Another question of possible interest is the distribution of the less common raptors: Bald Eagles, Golden Eagles, and Northern Harriers. Are they significantly more common on one of the routes than the others? The straightforward answer is that the differences aren't large.
There are a few inconsistencies in the giant spreadsheet from which the data were taken to produce these graphs. Two conspicuous cases are both in the Rabbit Mountain data, in which the "By Species" sheet and the "by Survey Route" sheet have different values for Rabbit Mt data -- Bald Eagles in 1990 and Golden Eagles in 2004. These were resolved in producing the graphs below by assuming that the sum over all routes for those years is correct and adjusting those two values accordingly.

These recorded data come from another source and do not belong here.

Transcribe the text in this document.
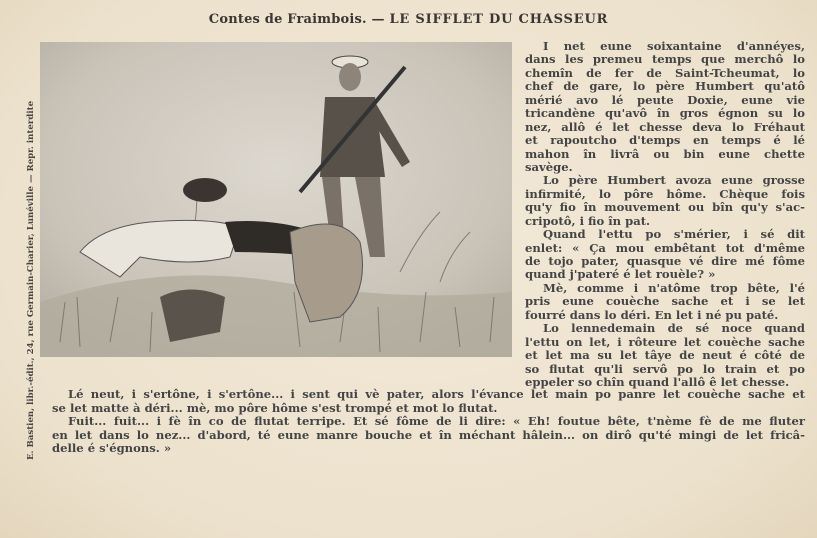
Contes de Fraimbois. — LE SIFFLET DU CHASSEUR
E. Bastien, libr.-édit., 24, rue Germain-Charier, Lunéville — Repr. interdite
I net eune soixantaine d'annéyes,
dans les premeu temps que merchô lo
chemîn de fer de Saint-Tcheumat, lo
chef de gare, lo père Humbert qu'atô
mérié avo lé peute Doxie, eune vie
tricandène qu'avô în gros égnon su lo
nez, allô é let chesse deva lo Fréhaut
et rapoutcho d'temps en temps é lé
mahon în livrâ ou bin eune chette
savège.
Lo père Humbert avoza eune grosse
infirmité, lo pôre hôme. Chèque fois
qu'y fio în mouvement ou bîn qu'y s'ac-
cripotô, i fio în pat.
Quand l'ettu po s'mérier, i sé dit
enlet: « Ça mou embêtant tot d'même
de tojo pater, quasque vé dire mé fôme
quand j'pateré é let rouèle? »
Mè, comme i n'atôme trop bête, l'é
pris eune couèche sache et i se let
fourré dans lo déri. En let i né pu paté.
Lo lennedemain de sé noce quand
l'ettu on let, i rôteure let couèche sache
et let ma su let tâye de neut é côté de
so flutat qu'li servô po lo train et po
eppeler so chîn quand l'allô ê let chesse.
Lé neut, i s'ertône, i s'ertône... i sent qui vè pater, alors l'évance let main po panre let couèche sache et
se let matte à déri... mè, mo pôre hôme s'est trompé et mot lo flutat.
Fuit... fuit... i fè în co de flutat terripe. Et sé fôme de li dire: « Eh! foutue bête, t'nème fè de me fluter
en let dans lo nez... d'abord, té eune manre bouche et în méchant hâlein... on dirô qu'té mingi de let fricâ-
delle é s'égnons. »
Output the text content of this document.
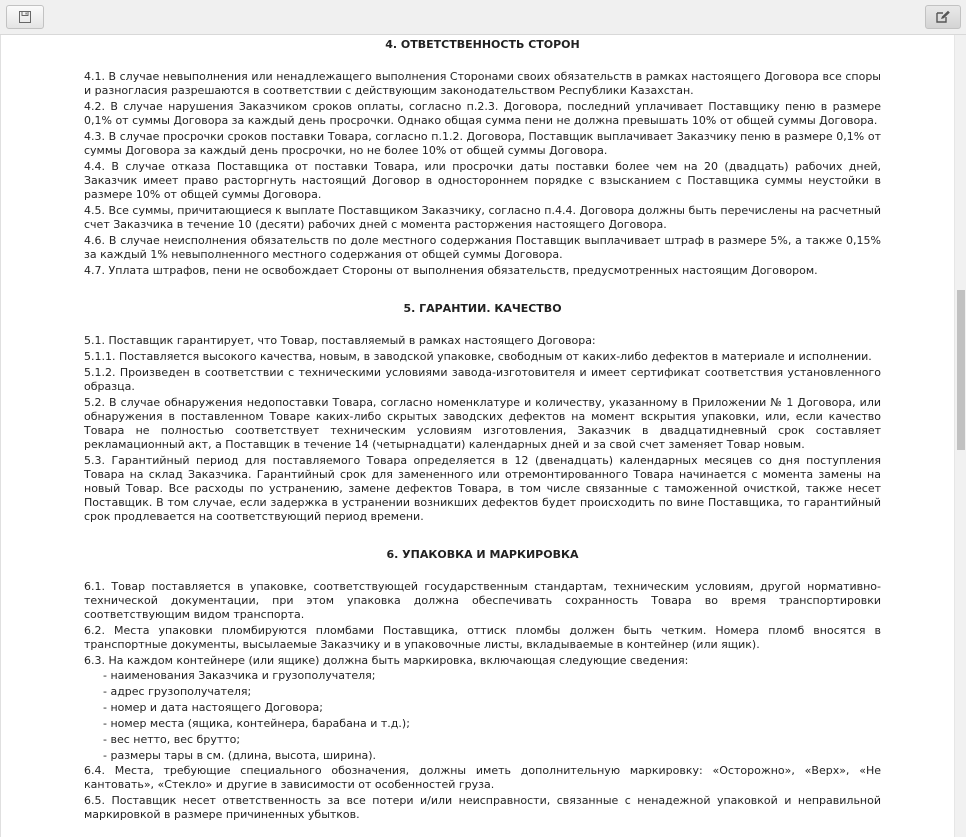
4. ОТВЕТСТВЕННОСТЬ СТОРОН

4.1. В случае невыполнения или ненадлежащего выполнения Сторонами своих обязательств в рамках настоящего Договора все споры и разногласия разрешаются в соответствии с действующим законодательством Республики Казахстан.

4.2. В случае нарушения Заказчиком сроков оплаты, согласно п.2.3. Договора, последний уплачивает Поставщику пеню в размере 0,1% от суммы Договора за каждый день просрочки. Однако общая сумма пени не должна превышать 10% от общей суммы Договора.

4.3. В случае просрочки сроков поставки Товара, согласно п.1.2. Договора, Поставщик выплачивает Заказчику пеню в размере 0,1% от суммы Договора за каждый день просрочки, но не более 10% от общей суммы Договора.

4.4. В случае отказа Поставщика от поставки Товара, или просрочки даты поставки более чем на 20 (двадцать) рабочих дней, Заказчик имеет право расторгнуть настоящий Договор в одностороннем порядке с взысканием с Поставщика суммы неустойки в размере 10% от общей суммы Договора.

4.5. Все суммы, причитающиеся к выплате Поставщиком Заказчику, согласно п.4.4. Договора должны быть перечислены на расчетный счет Заказчика в течение 10 (десяти) рабочих дней с момента расторжения настоящего Договора.

4.6. В случае неисполнения обязательств по доле местного содержания Поставщик выплачивает штраф в размере 5%, а также 0,15% за каждый 1% невыполненного местного содержания от общей суммы Договора.

4.7. Уплата штрафов, пени не освобождает Стороны от выполнения обязательств, предусмотренных настоящим Договором.

5. ГАРАНТИИ. КАЧЕСТВО

5.1. Поставщик гарантирует, что Товар, поставляемый в рамках настоящего Договора:

5.1.1. Поставляется высокого качества, новым, в заводской упаковке, свободным от каких-либо дефектов в материале и исполнении.

5.1.2. Произведен в соответствии с техническими условиями завода-изготовителя и имеет сертификат соответствия установленного образца.

5.2. В случае обнаружения недопоставки Товара, согласно номенклатуре и количеству, указанному в Приложении № 1 Договора, или обнаружения в поставленном Товаре каких-либо скрытых заводских дефектов на момент вскрытия упаковки, или, если качество Товара не полностью соответствует техническим условиям изготовления, Заказчик в двадцатидневный срок составляет рекламационный акт, а Поставщик в течение 14 (четырнадцати) календарных дней и за свой счет заменяет Товар новым.

5.3. Гарантийный период для поставляемого Товара определяется в 12 (двенадцать) календарных месяцев со дня поступления Товара на склад Заказчика. Гарантийный срок для замененного или отремонтированного Товара начинается с момента замены на новый Товар. Все расходы по устранению, замене дефектов Товара, в том числе связанные с таможенной очисткой, также несет Поставщик. В том случае, если задержка в устранении возникших дефектов будет происходить по вине Поставщика, то гарантийный срок продлевается на соответствующий период времени.

6. УПАКОВКА И МАРКИРОВКА

6.1. Товар поставляется в упаковке, соответствующей государственным стандартам, техническим условиям, другой нормативно-технической документации, при этом упаковка должна обеспечивать сохранность Товара во время транспортировки соответствующим видом транспорта.

6.2. Места упаковки пломбируются пломбами Поставщика, оттиск пломбы должен быть четким. Номера пломб вносятся в транспортные документы, высылаемые Заказчику и в упаковочные листы, вкладываемые в контейнер (или ящик).

6.3. На каждом контейнере (или ящике) должна быть маркировка, включающая следующие сведения:

- наименования Заказчика и грузополучателя;

- адрес грузополучателя;

- номер и дата настоящего Договора;

- номер места (ящика, контейнера, барабана и т.д.);

- вес нетто, вес брутто;

- размеры тары в см. (длина, высота, ширина).

6.4. Места, требующие специального обозначения, должны иметь дополнительную маркировку: «Осторожно», «Верх», «Не кантовать», «Стекло» и другие в зависимости от особенностей груза.

6.5. Поставщик несет ответственность за все потери и/или неисправности, связанные с ненадежной упаковкой и неправильной маркировкой в размере причиненных убытков.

We examine first the Bald Eagles. One might expect that they would be more common on the Rabbit Mountain and Boulder Reservoir routes, because the routes pass close to two large reservoirs -- Lagerman Reservoir and Boulder Reservoir. This expectation is borne out by the data.
Golden Eagles have occurred with similar frequency on all three routes.
Northern Harriers are less common than eagles on all three routes (note the different scale on the graph). They are extremely scarce in the South County, even in the earliest years in the chart. This difference can probably be attributed to limited suitable habitat and to increasing development. On average, the frequency on the other two routes is similar and quite variable.